Cet article est issu d’un atelier que j’ai mis en place à destination des formateurs de la Coopérative d’activité Talents Croisés. Pour ne pas aborder le sujet de manière binaire, j’ai proposé une mise en bouche intégrant les notions de base de la Communication Non Violente (et plus particulièrement l’art de la reformulation) et l’Analyse Transactionnelle. Il n’y a pas les gentils d’un côté et les méchants de l’autre. Il y a des rôles inconscient qu’il s’agit de mettre en lumière pour les amener à jouer un rôle plus conscient et utile au groupe.

Le tout (groupe) est plus que la somme des parties (individus)

Le groupe est bien plus que la somme des participants, c’est le fruit de relations, d’échanges, de passifs, … Soit un formateur + des individus + un groupe.

Il est important de l’envisager comme un écosystème ou chacun à une place à prendre et à tenir.

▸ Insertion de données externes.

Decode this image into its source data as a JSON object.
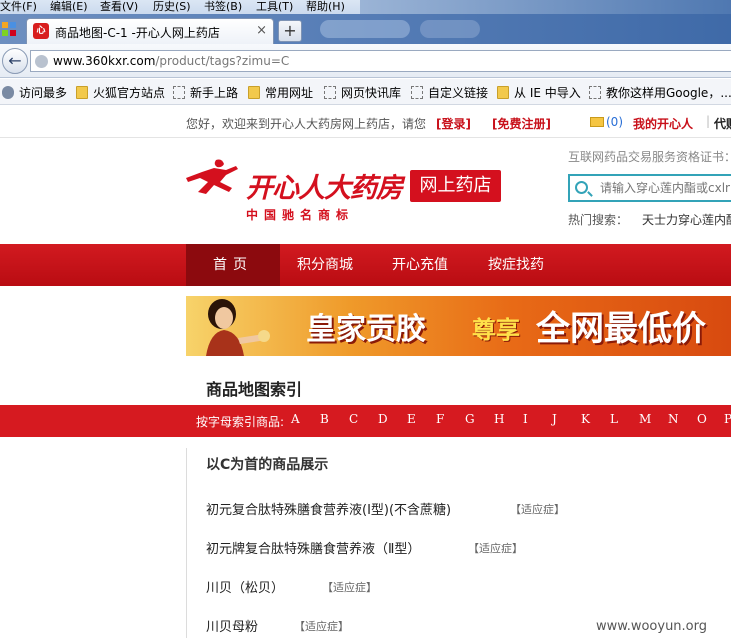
{
  "browser": {
    "menu": [
      "文件(F)",
      "编辑(E)",
      "查看(V)",
      "历史(S)",
      "书签(B)",
      "工具(T)",
      "帮助(H)"
    ],
    "tab_title": "商品地图-C-1 -开心人网上药店",
    "tab_favicon": "心",
    "tab_close": "×",
    "new_tab": "+",
    "back": "←",
    "url_host": "www.360kxr.com",
    "url_path": "/product/tags?zimu=C",
    "bookmarks": [
      "访问最多",
      "火狐官方站点",
      "新手上路",
      "常用网址",
      "网页快讯库",
      "自定义链接",
      "从 IE 中导入",
      "教你这样用Google，..."
    ]
  },
  "topbar": {
    "welcome": "您好，欢迎来到开心人大药房网上药店，请您",
    "login": "[登录]",
    "register": "[免费注册]",
    "mail_count": "(0)",
    "my_account": "我的开心人",
    "separator": "|",
    "more": "代购"
  },
  "logo": {
    "name": "开心人大药房",
    "shop": "网上药店",
    "tagline": "中国驰名商标"
  },
  "header": {
    "certificate": "互联网药品交易服务资格证书：",
    "search_placeholder": "请输入穿心莲内酯或cxlnz",
    "hot_label": "热门搜索：",
    "hot_term": "天士力穿心莲内酯"
  },
  "nav": {
    "items": [
      "首页",
      "积分商城",
      "开心充值",
      "按症找药"
    ]
  },
  "banner": {
    "text1": "皇家贡胶",
    "text2": "尊享",
    "text3": "全网最低价"
  },
  "index": {
    "title": "商品地图索引",
    "letter_label": "按字母索引商品:",
    "letters": [
      "A",
      "B",
      "C",
      "D",
      "E",
      "F",
      "G",
      "H",
      "I",
      "J",
      "K",
      "L",
      "M",
      "N",
      "O",
      "P"
    ]
  },
  "products": {
    "heading": "以C为首的商品展示",
    "indication_label": "【适应症】",
    "items": [
      "初元复合肽特殊膳食营养液(I型)(不含蔗糖)",
      "初元牌复合肽特殊膳食营养液（Ⅱ型）",
      "川贝（松贝）",
      "川贝母粉"
    ]
  },
  "watermark": "www.wooyun.org",
  "colors": {
    "brand_red": "#d4101e",
    "nav_red": "#c8151b",
    "nav_active": "#8c0a0e",
    "search_border": "#33a3b8"
  }
}
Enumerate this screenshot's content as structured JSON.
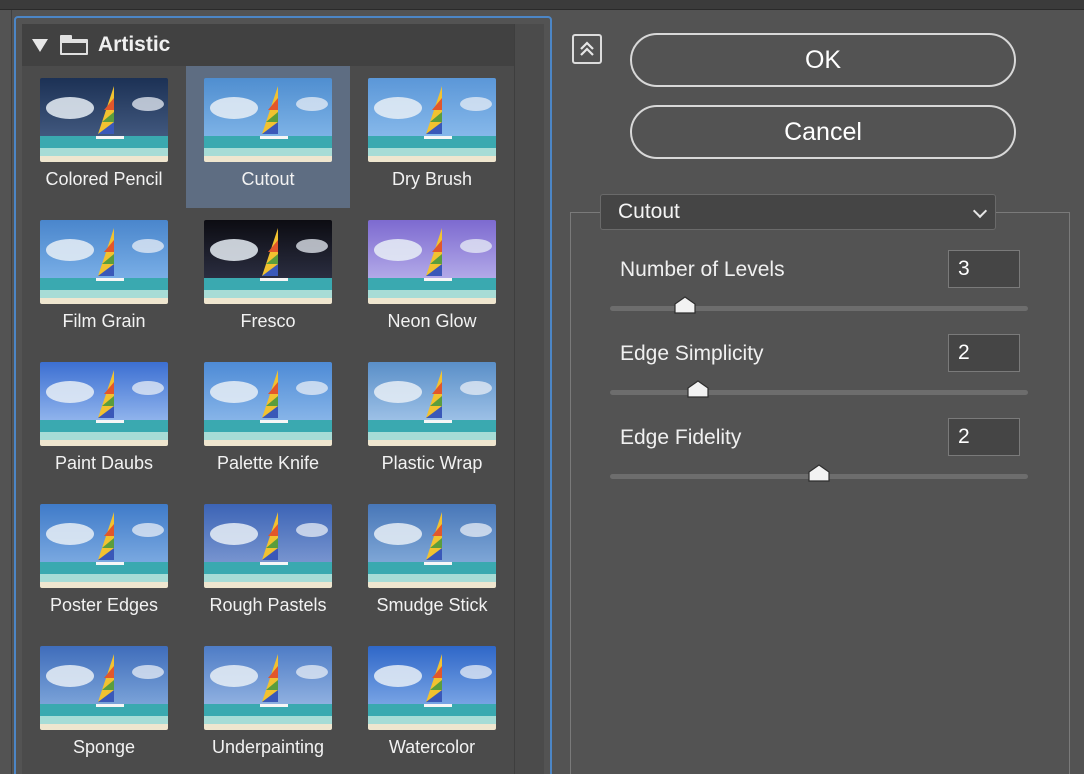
{
  "gallery": {
    "category": "Artistic",
    "selected_index": 1,
    "filters": [
      {
        "label": "Colored Pencil"
      },
      {
        "label": "Cutout"
      },
      {
        "label": "Dry Brush"
      },
      {
        "label": "Film Grain"
      },
      {
        "label": "Fresco"
      },
      {
        "label": "Neon Glow"
      },
      {
        "label": "Paint Daubs"
      },
      {
        "label": "Palette Knife"
      },
      {
        "label": "Plastic Wrap"
      },
      {
        "label": "Poster Edges"
      },
      {
        "label": "Rough Pastels"
      },
      {
        "label": "Smudge Stick"
      },
      {
        "label": "Sponge"
      },
      {
        "label": "Underpainting"
      },
      {
        "label": "Watercolor"
      }
    ]
  },
  "buttons": {
    "ok_label": "OK",
    "cancel_label": "Cancel"
  },
  "settings": {
    "filter_select": "Cutout",
    "params": [
      {
        "label": "Number of Levels",
        "value": "3",
        "slider_fraction": 0.18
      },
      {
        "label": "Edge Simplicity",
        "value": "2",
        "slider_fraction": 0.21
      },
      {
        "label": "Edge Fidelity",
        "value": "2",
        "slider_fraction": 0.5
      }
    ]
  },
  "icons": {
    "collapse": "double-chevron-up-icon",
    "folder": "folder-icon",
    "disclosure": "triangle-down-icon",
    "dropdown": "chevron-down-icon"
  },
  "colors": {
    "panel_bg": "#535353",
    "selection": "#5e6d82",
    "focus_border": "#4c86c6"
  }
}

La qualité des échanges au sein du groupe va garantir sa dynamique, son implication ou sa résistance. Moyenne en quoi un groupe n’est pas homogène, stable et passif.

Naissance du groupe

Que les participants se connaissent ou non, il est important de prendre un temps pour créer le groupe, avant il n’existe pas ! Ce temps permettra aux participants de :

  • Se connaître : Qui est là, pourquoi ? Lorsque les personnes se connaissent déjà, c’est l’opportunité de se découvrir sous un autre angle.
  • Se situer mutuellement : Est-on dans la même situation ? Quelles sont les attentes ? Les liens hiérarchiques ?
  • Tisser les échanges : Ménager des temps libres entre les participants pour renforcer la cohésion.

Tant que le groupe n’est pas « né », il manque des ingrédients pour générer de la confiance, de la coopération et il est difficile de prendre des décisions collectives, les choix seront individuels.

Le groupe a besoin de maturité pour agir de manière authentique, coopérative et bienveillante.

Les différents rôles dans un groupe

Il y a des rôles officiels dans un groupe structuré issu d’une entreprise, une association, … Ce sont des rôles attribués.

Il existe pourtant une autre répartition des tâches, de l’influence, du pouvoir : ce sont les rôles officieux. Il y a celui qui conteste, celui qui se plaint, celui qui veut se charger des tâches pénibles, le boute-en-train, … Ces rôles sont spontanés et reliés à une personnalité. La vie du groupe va être marquée par leurs interventions.

Les rôles qui vont être décrit sont symboliques et revêtent des formes et des réalités complexes. Dans leur dimension négative il est bon de se rappeler que ces personnes ne font pas exprès d’agir comme elles le font. Elles se voient la plupart du temps dans l’expression de leur bon droit et pensent avoir une action bénéfique pour le groupe. Les voici en partant du rôle le plus facile à observer au plus complexe.

 Le bouc émissaire

C’est celui qui apparaît le premier dans un groupe. De manière manifeste, le bouc-émissaire se donne le droit d’énoncer à haute voix ce que les autres peuvent penser dans l’intimité. Il est « envoyé » par le groupe pour effectuer cette tâche. En général il n’y a pas eu concertation avant, c’est la logique interne au groupe qui amène à ce type de comportement.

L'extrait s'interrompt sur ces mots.